No centro do conflito está Edoardo, símbolo da geração seguinte e espelho do desequilíbrio parental que vivem seus pais. A justiça tradicional clama pelo princípio do “superior interesse da criança” para encontrar a solução, solução essa que passa exclusivamente pela sua aplicação aos factos constantes do processo na ótica da razão de forma abstrata, por vezes automática. Mas Apneia desafia-nos a perguntar sobre o que está para lá de um pai controlador e manipulador e de uma mãe que se deixa controlar e manipular? E como realmente perceber e integrar o superior interesse da criança perante laços com progenitores disfuncionais? Na verdade, o direito sistémico permite perceber o risco de as crianças assumirem inconscientemente papéis parentais, tentando salvar os pais ou equilibrar o sistema familiar quando se revela caótico. Edoardo não é apenas uma vítima, um observador, é um humano portador de graves consequências futuras, um potencial reprodutor do mesmo ciclo se o padrão não for interrompido agora. Por isso importa olhar para a causa deste desequilíbrio e torna-lo consciente. A cura e a paz do sistema só assim serão possíveis.
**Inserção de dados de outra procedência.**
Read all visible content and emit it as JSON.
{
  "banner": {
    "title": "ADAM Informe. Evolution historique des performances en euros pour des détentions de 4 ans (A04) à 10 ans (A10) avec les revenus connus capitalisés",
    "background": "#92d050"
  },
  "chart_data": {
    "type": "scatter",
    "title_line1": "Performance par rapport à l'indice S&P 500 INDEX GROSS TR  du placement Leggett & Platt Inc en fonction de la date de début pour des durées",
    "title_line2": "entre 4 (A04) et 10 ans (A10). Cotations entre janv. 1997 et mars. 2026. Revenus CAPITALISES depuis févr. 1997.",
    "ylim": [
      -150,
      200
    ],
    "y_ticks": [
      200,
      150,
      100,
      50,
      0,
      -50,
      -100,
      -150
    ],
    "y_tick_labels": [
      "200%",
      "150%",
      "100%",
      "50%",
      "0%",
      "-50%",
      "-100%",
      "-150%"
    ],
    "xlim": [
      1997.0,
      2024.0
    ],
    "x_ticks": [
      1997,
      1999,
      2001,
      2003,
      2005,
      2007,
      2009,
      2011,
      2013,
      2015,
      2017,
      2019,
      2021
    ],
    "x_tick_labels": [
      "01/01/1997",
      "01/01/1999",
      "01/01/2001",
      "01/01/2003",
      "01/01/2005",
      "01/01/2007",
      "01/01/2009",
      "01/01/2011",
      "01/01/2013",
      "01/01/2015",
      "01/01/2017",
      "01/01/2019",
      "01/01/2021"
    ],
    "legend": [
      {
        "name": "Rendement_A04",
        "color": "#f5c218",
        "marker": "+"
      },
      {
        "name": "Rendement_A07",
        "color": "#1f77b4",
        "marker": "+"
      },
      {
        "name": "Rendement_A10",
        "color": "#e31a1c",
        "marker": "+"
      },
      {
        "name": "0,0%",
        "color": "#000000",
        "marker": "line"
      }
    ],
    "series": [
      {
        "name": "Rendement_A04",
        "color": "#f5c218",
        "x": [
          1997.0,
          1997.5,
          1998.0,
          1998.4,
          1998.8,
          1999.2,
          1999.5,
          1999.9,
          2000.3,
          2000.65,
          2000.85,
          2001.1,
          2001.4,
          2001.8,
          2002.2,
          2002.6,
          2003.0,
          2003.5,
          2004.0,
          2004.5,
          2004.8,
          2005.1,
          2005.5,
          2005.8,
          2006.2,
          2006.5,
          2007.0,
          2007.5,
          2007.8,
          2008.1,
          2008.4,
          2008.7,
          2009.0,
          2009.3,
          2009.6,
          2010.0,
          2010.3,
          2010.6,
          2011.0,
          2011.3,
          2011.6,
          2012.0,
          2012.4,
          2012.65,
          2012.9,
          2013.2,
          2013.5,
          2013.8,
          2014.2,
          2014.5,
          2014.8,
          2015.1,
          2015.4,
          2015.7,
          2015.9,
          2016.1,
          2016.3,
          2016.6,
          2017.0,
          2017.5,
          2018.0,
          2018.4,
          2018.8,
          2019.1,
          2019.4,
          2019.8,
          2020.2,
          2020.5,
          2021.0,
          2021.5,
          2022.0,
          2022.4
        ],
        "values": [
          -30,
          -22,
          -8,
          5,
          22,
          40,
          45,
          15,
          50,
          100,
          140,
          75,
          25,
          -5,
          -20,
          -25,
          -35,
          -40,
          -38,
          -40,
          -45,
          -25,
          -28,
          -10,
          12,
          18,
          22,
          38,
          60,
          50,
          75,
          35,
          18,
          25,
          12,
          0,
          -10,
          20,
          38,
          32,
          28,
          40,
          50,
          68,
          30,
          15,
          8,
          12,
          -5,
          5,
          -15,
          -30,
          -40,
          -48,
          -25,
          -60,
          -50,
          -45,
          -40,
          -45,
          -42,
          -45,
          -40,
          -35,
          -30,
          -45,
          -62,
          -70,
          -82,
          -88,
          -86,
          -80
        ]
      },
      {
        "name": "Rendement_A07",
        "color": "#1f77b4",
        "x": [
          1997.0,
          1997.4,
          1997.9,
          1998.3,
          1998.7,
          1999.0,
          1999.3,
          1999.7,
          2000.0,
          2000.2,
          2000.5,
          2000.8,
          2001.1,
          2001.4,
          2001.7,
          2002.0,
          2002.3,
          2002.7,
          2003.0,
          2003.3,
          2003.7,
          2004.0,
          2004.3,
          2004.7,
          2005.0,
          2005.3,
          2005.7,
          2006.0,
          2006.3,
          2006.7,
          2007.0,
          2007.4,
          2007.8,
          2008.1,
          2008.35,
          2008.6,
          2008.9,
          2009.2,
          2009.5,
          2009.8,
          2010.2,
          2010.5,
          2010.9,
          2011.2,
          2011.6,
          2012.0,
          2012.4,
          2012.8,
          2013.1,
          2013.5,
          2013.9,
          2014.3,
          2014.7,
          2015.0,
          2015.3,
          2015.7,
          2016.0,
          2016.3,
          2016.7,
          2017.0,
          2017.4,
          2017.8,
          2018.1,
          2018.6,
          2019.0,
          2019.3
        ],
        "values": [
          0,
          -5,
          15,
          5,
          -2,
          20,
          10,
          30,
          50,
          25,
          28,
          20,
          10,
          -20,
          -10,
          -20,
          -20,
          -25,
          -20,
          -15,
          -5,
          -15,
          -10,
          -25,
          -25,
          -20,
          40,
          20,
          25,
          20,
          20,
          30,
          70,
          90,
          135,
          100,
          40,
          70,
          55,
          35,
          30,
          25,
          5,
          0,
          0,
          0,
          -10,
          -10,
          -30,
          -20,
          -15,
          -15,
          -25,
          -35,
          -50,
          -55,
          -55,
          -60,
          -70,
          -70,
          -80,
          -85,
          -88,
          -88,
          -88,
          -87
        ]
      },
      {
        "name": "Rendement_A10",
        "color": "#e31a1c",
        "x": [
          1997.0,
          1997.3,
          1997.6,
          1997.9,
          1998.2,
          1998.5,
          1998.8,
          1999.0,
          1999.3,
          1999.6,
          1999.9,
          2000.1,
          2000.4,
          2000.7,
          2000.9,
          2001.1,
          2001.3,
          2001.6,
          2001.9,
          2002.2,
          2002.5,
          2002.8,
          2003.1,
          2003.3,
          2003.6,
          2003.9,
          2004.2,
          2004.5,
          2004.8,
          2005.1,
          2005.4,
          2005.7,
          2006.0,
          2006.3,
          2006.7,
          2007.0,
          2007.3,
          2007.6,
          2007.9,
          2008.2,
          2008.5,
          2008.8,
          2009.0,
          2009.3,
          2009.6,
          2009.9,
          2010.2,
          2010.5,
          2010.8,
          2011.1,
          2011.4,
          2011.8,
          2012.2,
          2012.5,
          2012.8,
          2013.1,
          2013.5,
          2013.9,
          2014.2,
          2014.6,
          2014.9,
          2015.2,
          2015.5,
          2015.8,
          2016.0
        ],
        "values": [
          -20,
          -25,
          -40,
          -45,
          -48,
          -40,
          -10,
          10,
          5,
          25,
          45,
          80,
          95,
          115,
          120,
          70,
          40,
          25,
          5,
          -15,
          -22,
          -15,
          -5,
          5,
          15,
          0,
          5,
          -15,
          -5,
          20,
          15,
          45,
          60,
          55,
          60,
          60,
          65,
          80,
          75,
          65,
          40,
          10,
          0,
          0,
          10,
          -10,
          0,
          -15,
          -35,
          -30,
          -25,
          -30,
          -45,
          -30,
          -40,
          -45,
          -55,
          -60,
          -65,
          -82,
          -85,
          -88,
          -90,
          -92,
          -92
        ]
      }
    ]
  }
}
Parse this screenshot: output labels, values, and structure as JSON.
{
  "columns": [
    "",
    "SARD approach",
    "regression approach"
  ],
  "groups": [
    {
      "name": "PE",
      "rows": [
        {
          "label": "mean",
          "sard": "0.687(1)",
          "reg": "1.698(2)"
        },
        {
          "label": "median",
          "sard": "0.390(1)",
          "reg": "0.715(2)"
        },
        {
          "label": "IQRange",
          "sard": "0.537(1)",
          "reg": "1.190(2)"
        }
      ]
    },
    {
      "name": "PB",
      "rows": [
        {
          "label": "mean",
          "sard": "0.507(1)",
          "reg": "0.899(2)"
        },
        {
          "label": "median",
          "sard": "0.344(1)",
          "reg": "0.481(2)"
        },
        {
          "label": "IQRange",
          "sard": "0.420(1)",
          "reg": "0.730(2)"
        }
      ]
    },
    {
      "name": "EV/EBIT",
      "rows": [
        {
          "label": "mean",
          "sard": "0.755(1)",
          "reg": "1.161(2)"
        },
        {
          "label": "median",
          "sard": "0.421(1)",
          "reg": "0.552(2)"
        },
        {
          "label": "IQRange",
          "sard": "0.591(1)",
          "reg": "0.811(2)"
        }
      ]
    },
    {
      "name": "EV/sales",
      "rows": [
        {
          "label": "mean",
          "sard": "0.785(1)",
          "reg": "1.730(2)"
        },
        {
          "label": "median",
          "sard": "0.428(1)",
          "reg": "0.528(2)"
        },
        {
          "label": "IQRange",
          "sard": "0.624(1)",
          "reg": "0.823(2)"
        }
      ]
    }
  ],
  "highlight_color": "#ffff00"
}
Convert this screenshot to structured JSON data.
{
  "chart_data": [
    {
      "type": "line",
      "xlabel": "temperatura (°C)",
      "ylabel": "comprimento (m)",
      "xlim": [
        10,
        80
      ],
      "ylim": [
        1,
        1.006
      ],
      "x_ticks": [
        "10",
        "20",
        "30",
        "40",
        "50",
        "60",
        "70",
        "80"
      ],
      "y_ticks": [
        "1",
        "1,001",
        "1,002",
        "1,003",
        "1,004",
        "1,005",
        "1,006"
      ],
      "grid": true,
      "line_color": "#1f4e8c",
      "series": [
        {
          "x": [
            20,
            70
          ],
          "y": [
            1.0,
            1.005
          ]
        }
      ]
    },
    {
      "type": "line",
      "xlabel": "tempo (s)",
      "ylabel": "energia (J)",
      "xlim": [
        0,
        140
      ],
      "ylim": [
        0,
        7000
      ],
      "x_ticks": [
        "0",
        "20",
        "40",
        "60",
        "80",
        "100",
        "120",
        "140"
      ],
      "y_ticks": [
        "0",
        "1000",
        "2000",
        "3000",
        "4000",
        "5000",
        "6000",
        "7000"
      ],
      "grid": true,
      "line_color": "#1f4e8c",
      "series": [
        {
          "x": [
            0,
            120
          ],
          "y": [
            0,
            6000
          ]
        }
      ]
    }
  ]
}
Car Jung sugere que todos temos uma sombra, os aspetos reprimidos e não integrados da psique. Alessandro projeta a sua sombra em Adriana, tentando controlá-la, como se ela representasse algo dele próprio que não consegue aceitar. Adriana, por sua vez, pode estar a lutar contra a sua própria sombra, o medo da fraqueza ou da submissão, o que a torna presa de um conflito interno. Além disso, o arquétipo da “mãe ferida” e do “pai tirano” podem estar presentes, influenciando não só a relação de Adriana e Alessandro, mas também o desenvolvimento de Edoardo. A forma como este menino vive e interpreta a guerra dos pais pode moldar a sua perceção de masculinidade, amor e poder no futuro.
Numa leitura jurídica tradicional, os sistemas penal e civil servem para punir, reparar ou proteger, o que nos casos de violência emocional e manipulação familiar se afigura frequentemente insuficiente. A atuação judicial, sendo cega a toda a complexidade emocional e sistémica, bem como à história familiar das partes envolvidas, corre sérios riscos de se tornar cúmplice da perpetuação da violência. Mais do que sentenças que ditam quem perde e quem ganha, é urgente implementar um novo paradigma que encontre na paz do sistema a solução para a demanda, o que pressupõe que juízes, advogados e técnicos tenham formação sistémica em dinâmicas familiares, violência psicológica e trauma relacional.
Apneia extravasa a narrativa sobre violência doméstica, sendo um espelho da complexidade das heranças emocionais familiares. Para Adriana, romper este ciclo é muito mais do que um ato de coragem. É um caminho para se libertar de lealdades invisíveis e permitir que o filho cresça sem carregar os ecos do trauma transgeracional.
Daí ser um convite para que os advogados, juízes, terapeutas e mediadores olhem para além dos papéis de vítima e agressor, considerando as lealdades inconscientes, os excluídos familiares e os padrões repetitivos. Trazer esta perspetiva para o espaço jurídico permitirá que, além da justiça formal, haja um movimento de reconciliação interna para todos os envolvidos.
Porque a verdadeira justiça não é aquela que pune ou absolve, mas a que compreende, honra e liberta. Porque há dores que só cessam quando se encontram. E a justiça só acontece quando, finalmente, se escuta o silêncio e o que foi silenciado.